Day 6 - "When secrets are revealed"

Wednesday, 29 November 2006 - Day 6 - "When secrets are revealed"

It is Day 6 of My Heroin Recovery. What was supposed to be another positive day has exploded into the worst day for me yet. I look across the room into the red cried eyes of my mom and dad. They have offered so much to me, their washout son intend on throwing his life away. My eyes are red to. I can hardly see the keyboard through the tears streaming down my face. All I can manage is a trembling “I’m sorry!”

Through out my addiction and recovery over this past year there has been two immense secrets I have kept. One of them was my heroin addiction that shocked my parents completely the Saturday afternoon when they finally found out. I remember that day as if it was yesterday. They didn’t know it at the time, but I had forever changed their lives with five words: “I am addicted to heroin!”

My second secret is a direct result of my heroin addiction. The addict in me have manipulated, lied and stolen to protect it. I think that trying to keep the secret and do damage control along the way has been one of the major reasons I keep relapsing. Why keep it then? This problem escalated so quickly that I soon found myself with something that would hurt and disappoint many people. I have given my work, family and friends so much heartbreak over the past few months that I didn’t want to drop another bombshell on them.

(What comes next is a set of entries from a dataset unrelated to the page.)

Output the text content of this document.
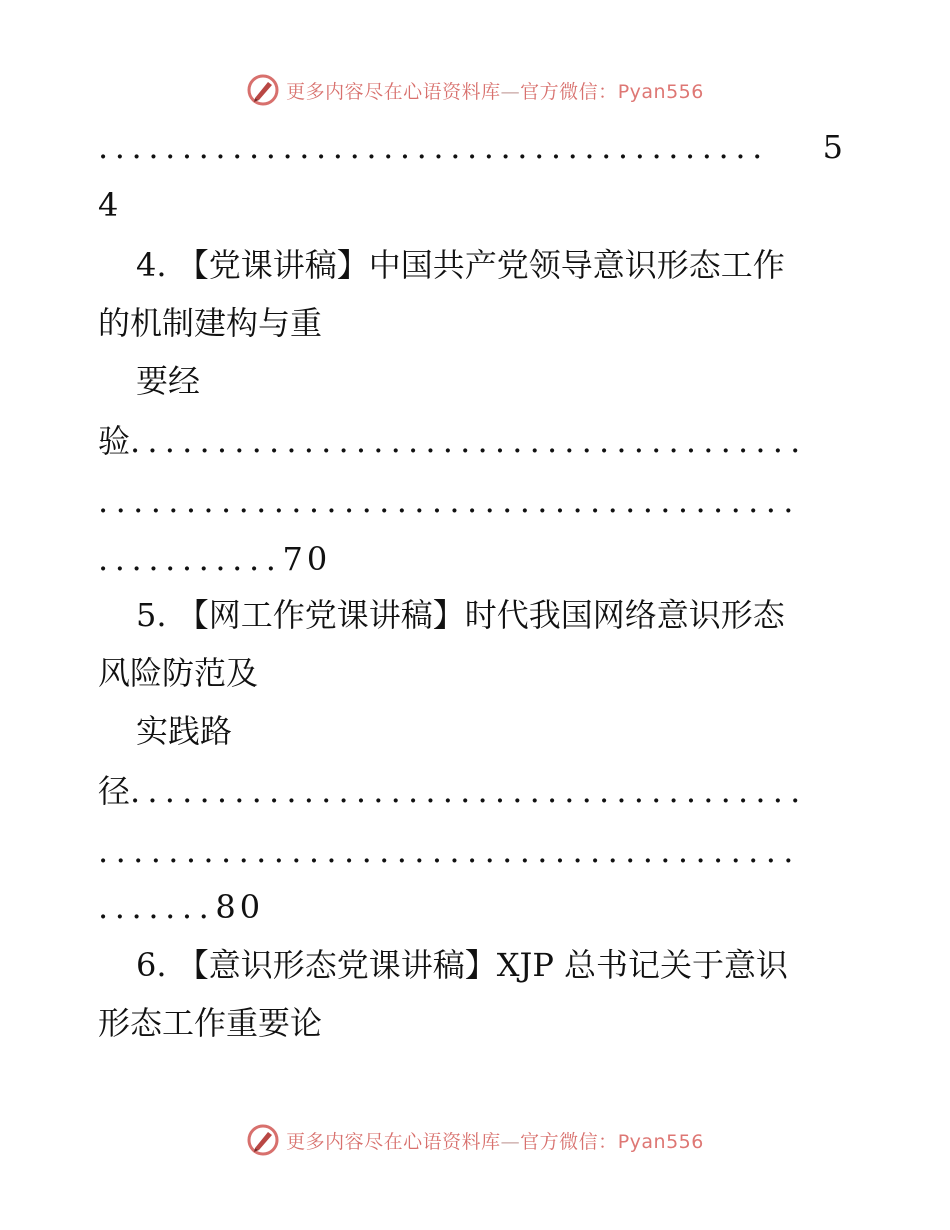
更多内容尽在心语资料库—官方微信：Pyan556
........................................ 5
4
4. 【党课讲稿】中国共产党领导意识形态工作
的机制建构与重
要经
验.......................................
........................................
...........70
5. 【网工作党课讲稿】时代我国网络意识形态
风险防范及
实践路
径.......................................
........................................
.......80
6. 【意识形态党课讲稿】XJP 总书记关于意识
形态工作重要论
更多内容尽在心语资料库—官方微信：Pyan556
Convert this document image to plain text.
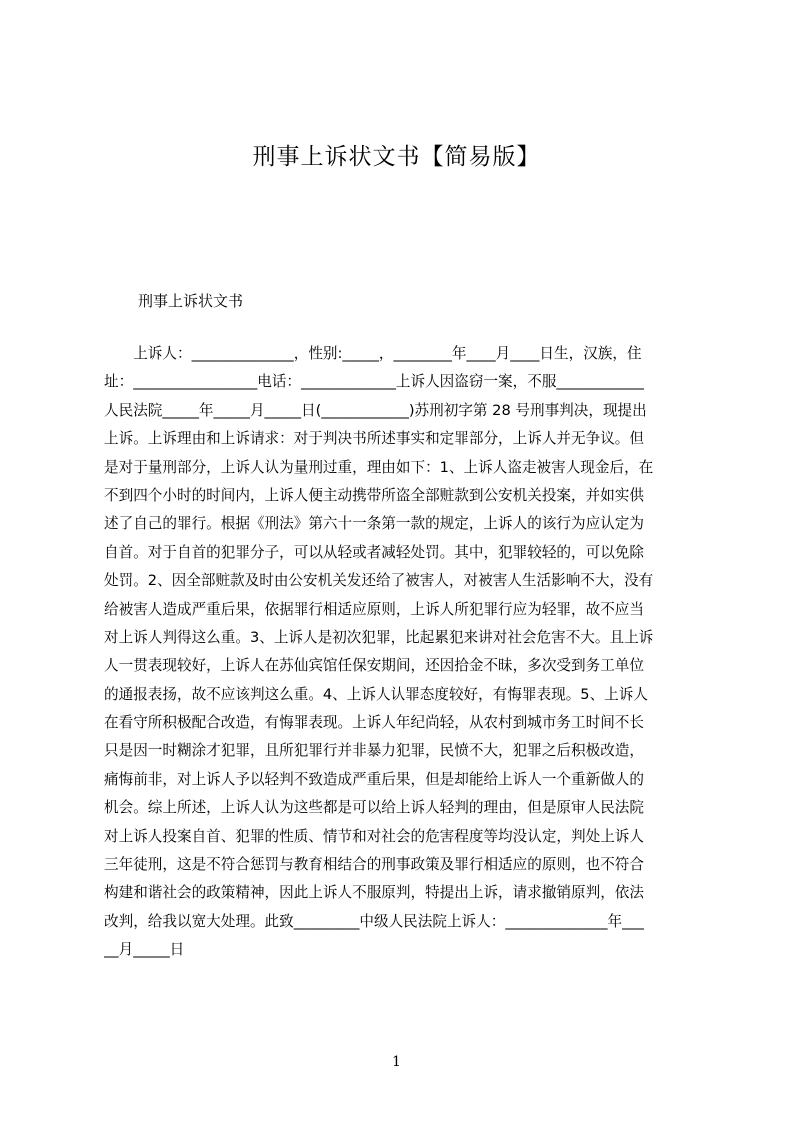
刑事上诉状文书【简易版】
刑事上诉状文书
　　上诉人：______________，性别:_____，________年____月____日生，汉族，住
址：_________________电话：_____________上诉人因盗窃一案，不服____________
人民法院_____年_____月_____日(____________)苏刑初字第 28 号刑事判决，现提出
上诉。上诉理由和上诉请求：对于判决书所述事实和定罪部分，上诉人并无争议。但
是对于量刑部分，上诉人认为量刑过重，理由如下：1、上诉人盗走被害人现金后，在
不到四个小时的时间内，上诉人便主动携带所盗全部赃款到公安机关投案，并如实供
述了自己的罪行。根据《刑法》第六十一条第一款的规定，上诉人的该行为应认定为
自首。对于自首的犯罪分子，可以从轻或者减轻处罚。其中，犯罪较轻的，可以免除
处罚。2、因全部赃款及时由公安机关发还给了被害人，对被害人生活影响不大，没有
给被害人造成严重后果，依据罪行相适应原则，上诉人所犯罪行应为轻罪，故不应当
对上诉人判得这么重。3、上诉人是初次犯罪，比起累犯来讲对社会危害不大。且上诉
人一贯表现较好，上诉人在苏仙宾馆任保安期间，还因拾金不昧，多次受到务工单位
的通报表扬，故不应该判这么重。4、上诉人认罪态度较好，有悔罪表现。5、上诉人
在看守所积极配合改造，有悔罪表现。上诉人年纪尚轻，从农村到城市务工时间不长
只是因一时糊涂才犯罪，且所犯罪行并非暴力犯罪，民愤不大，犯罪之后积极改造，
痛悔前非，对上诉人予以轻判不致造成严重后果，但是却能给上诉人一个重新做人的
机会。综上所述，上诉人认为这些都是可以给上诉人轻判的理由，但是原审人民法院
对上诉人投案自首、犯罪的性质、情节和对社会的危害程度等均没认定，判处上诉人
三年徒刑，这是不符合惩罚与教育相结合的刑事政策及罪行相适应的原则，也不符合
构建和谐社会的政策精神，因此上诉人不服原判，特提出上诉，请求撤销原判，依法
改判，给我以宽大处理。此致_________中级人民法院上诉人：______________年___
__月_____日
1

Today it finally exploded in my face. Part of it was due to circumstance but a major part of me realized that until I got this off my chest and out in the open I would never be free from this addiction. It was not an easy truth to reveal and even at this moment many lives are being trampled by its disclosure.

As an addict I am used to run away from my emotions by taking heroin. With this emotional trip going on around me, my mind and body is screaming for heroin. I’m fighting for my sanity. I know that it is drugs that got me into this position, and for now I try and remember that drugs won’t get me out of it!